The IBD/TIPP Poll found that just 52% of Americans are likely to get a Covid-19 vaccine. An additional 41% say they'll refuse, and more than a third are sceptical of the vaccines.

The worst of the surge could still be ahead of us as this is also the first holiday period in which the new, more transmissible variant of the virus, first found in Britain, was known to be circulating in the United States.

“It’s terrible, it’s unfortunate, but it was predictable,” Dr. Anthony S. Fauci, the nation’s top infectious disease expert, said on “Meet the Press.”

“Things are bad enough as they are right now,” Dr. Fauci said, “but they could get worse in the next couple of weeks.”

In such a scenario, this would all point in one direction.

There would be a combination of strict lockdowns and that would be optimal for tech/online stocks.

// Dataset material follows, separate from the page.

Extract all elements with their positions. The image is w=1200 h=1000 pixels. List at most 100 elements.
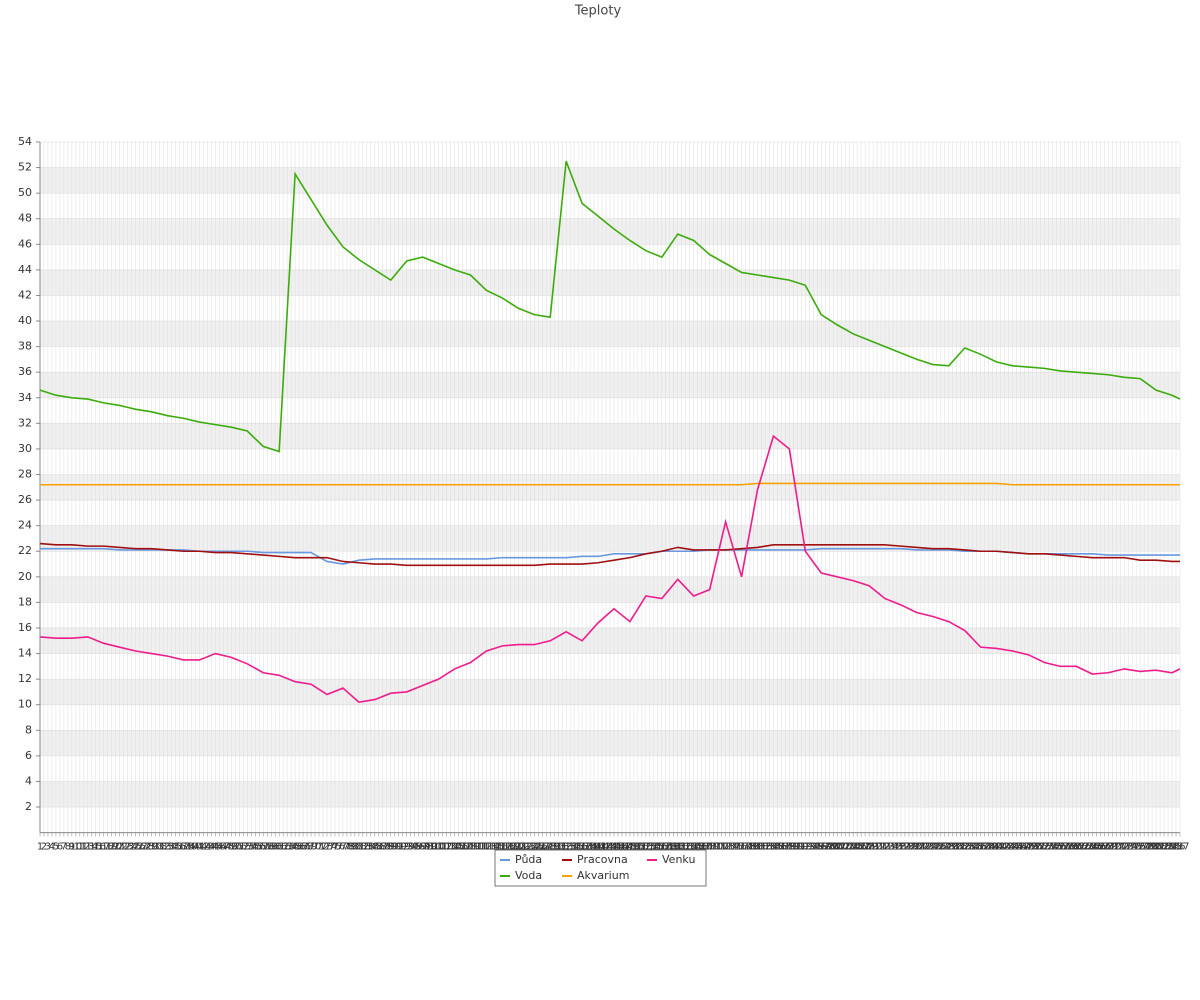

However, beyond that, should there be a handle on the stemming of the spread of the virus, then positive sentiment would likely see a rotation story away from tech for 2021. 

S&P 500 technical analysis

From a weekly perspective, we have a W-formation from which a correction to test the neckline and confluence of the 38.2% Fibonacci would be expected at 3,550.

From a daily perspective, the 21-day moving average meets the 38.2% Fibonacci retracement level of the latest bullish impulse at 3,700.